Launch point variables are also called ‘bound variables’ here is how they look like.

I hate launch point variables!

That’s why.

  1. Code is less easy to read – It is almost impossible to fully understand the logic implemented in the script by simply reading the script code. This may be mitigated using some smart naming convention in the code but to me it will always be less intuitive.
  2. Less control over read/write variables – Launch point variables allows to define INOUT variables. This will make the script even less clear and reliable.
  3. Mixed style – At the end you will always be using mbo.getString method (or similar ones) in your code inside loops or to fetch data from related tables so this will end up with mixed use of bound and unbound variables which is really annoying.
  4. Less powerful – By learning to use Maximo Java APIs you will have more control and you can write more reliable code. Using bound variables creates unnecessary layer between you and Maximo just to avoid writing two or three lines of code.

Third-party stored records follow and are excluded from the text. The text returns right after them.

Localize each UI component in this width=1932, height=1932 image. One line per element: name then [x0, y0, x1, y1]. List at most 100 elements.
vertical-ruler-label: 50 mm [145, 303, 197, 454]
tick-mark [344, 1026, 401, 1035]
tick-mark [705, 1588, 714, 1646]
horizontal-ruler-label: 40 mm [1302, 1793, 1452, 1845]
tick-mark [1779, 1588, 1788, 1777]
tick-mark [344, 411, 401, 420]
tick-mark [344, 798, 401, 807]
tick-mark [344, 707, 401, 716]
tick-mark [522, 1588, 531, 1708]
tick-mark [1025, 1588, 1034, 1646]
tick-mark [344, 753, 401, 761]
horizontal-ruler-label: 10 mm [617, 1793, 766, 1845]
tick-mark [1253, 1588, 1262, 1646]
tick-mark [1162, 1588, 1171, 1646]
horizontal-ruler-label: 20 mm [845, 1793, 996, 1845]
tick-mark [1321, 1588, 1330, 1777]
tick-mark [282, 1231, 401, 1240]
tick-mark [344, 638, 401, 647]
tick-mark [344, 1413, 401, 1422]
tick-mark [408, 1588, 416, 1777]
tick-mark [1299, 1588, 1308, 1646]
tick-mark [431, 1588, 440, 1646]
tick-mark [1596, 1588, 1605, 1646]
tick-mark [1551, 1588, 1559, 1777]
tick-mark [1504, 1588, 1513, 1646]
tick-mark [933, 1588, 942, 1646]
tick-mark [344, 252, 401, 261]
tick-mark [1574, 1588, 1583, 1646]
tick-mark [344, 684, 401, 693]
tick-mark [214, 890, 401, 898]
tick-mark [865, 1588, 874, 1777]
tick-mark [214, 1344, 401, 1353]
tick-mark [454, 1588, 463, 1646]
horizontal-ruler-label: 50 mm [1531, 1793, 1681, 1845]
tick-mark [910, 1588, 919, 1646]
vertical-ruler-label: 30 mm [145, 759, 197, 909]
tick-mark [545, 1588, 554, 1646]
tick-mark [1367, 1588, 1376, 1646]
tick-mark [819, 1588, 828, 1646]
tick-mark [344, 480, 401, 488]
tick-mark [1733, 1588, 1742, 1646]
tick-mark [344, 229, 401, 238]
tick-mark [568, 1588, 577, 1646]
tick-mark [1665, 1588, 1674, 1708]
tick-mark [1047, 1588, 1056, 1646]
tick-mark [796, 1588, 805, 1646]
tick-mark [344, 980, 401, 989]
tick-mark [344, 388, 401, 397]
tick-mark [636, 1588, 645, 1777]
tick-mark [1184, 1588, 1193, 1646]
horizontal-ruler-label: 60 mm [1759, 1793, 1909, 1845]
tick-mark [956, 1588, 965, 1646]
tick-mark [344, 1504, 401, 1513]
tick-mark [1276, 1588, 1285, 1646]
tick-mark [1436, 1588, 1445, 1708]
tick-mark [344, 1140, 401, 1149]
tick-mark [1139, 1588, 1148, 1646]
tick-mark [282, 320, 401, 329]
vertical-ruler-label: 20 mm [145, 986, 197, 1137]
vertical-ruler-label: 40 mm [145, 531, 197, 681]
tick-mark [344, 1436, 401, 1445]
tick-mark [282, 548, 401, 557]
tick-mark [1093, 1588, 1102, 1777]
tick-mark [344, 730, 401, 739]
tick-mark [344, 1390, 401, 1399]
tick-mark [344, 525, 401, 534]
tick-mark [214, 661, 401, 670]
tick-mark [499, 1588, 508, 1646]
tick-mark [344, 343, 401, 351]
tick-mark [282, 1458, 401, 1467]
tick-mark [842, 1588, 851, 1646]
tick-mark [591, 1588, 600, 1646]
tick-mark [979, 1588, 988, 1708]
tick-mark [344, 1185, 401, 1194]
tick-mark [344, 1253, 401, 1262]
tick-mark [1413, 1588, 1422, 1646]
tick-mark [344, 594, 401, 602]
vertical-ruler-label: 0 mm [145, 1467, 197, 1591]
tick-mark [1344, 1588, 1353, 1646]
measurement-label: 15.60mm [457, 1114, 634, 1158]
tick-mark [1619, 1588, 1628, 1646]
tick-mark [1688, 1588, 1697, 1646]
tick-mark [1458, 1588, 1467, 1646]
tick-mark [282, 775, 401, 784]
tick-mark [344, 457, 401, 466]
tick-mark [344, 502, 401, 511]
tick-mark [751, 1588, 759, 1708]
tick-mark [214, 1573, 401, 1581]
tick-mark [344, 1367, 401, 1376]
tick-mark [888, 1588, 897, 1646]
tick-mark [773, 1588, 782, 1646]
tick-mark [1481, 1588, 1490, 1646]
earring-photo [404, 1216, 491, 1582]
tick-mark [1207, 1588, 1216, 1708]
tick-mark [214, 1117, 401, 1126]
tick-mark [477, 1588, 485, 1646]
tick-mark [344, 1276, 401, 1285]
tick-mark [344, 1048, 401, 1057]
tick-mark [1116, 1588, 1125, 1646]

Let’s see an example. In this IBM post a tutorial explains to set the Work Order’s description from the Service Request’s description when the Work Order is created from a Service Request. This example script is this:

owner = mbo.getOwner()
if owner is not None:
  desc = owner.getString("description")

What is ‘desc’ in this code? Is it bound to a database field? Which one?

Why not simply writing the script like this and avoid defining the bounded variable?

owner = mbo.getOwner()
if owner is not None:
  mbo.setValue("description", owner.getString("description"))

My suggestion is to never use bound variables and always use Mbo getter/setter methods to read and write data.

JavaDocs for Maximo Asset Management 7.6 can be downloaded here or can browsed here online.

Why I hate automation script variables binding

3 thoughts on “Why I hate automation script variables binding

  1. All that you wrote can also by applied for automation scrips in a whole 🙂
    I was adept of automation scripts, last project migration to 7.6.1 (hello java 8 whis nashhorn) was last nail in the coffin cover

  2. One of the original benefits of using launchpoint variables was that the framework removes some of the work around handling rollback situations because the framework manages the updates to the MBOs and the MBOSet saves.

    The Scripting with Maximo PDF file (page 21) says:
    “Had we used the variables this would have still worked as the framework checks for the error flag right after the script execution end and before setting an OUT and INOUT variable values back to the Mbo’s.”

    So if an error is thrown then the values on the MBO are not set and the developer does not need to explicitly write code to restore the old values.

    When I looked at this a couple of years ago I believe it was possible for a script to use setValue on MBOs (and then save the mboset) and for those changes to persist even if an error is thrown.
    I haven’t tried this again with the newer releases/fix packs but I suspect it is still possible.

    If this is still the case then this can lead to data inconsistencies.

    I agree with the concerns that launchpoint variables make scripts harder to understand/investigate.
    Vetasi Support use a custom tool that retrieves both the script and the launchpoint details and makes it easy to see the full details and piece them together.

  3. I tend to have a comment block at the top of my script that names the implicit and bound variables this script takes advantage of. This resolves the readability problem presented, for me.

    I agree that *attribute* bound variables are bad, due to the memory and CPU performance costs of setting up and tearing down all the extra “var_implicitvar” variables, like “desc_required” in the quoted example, that will get set up and likely not used before being torn down. If the name of the attribute my script will work with may change, then I just pass the name of the attribute as a LITERAL ALN bound variable that the launch point uses to specify the name. This avoids 90% of the performance hit (or more) but still retains the flexibility for my script.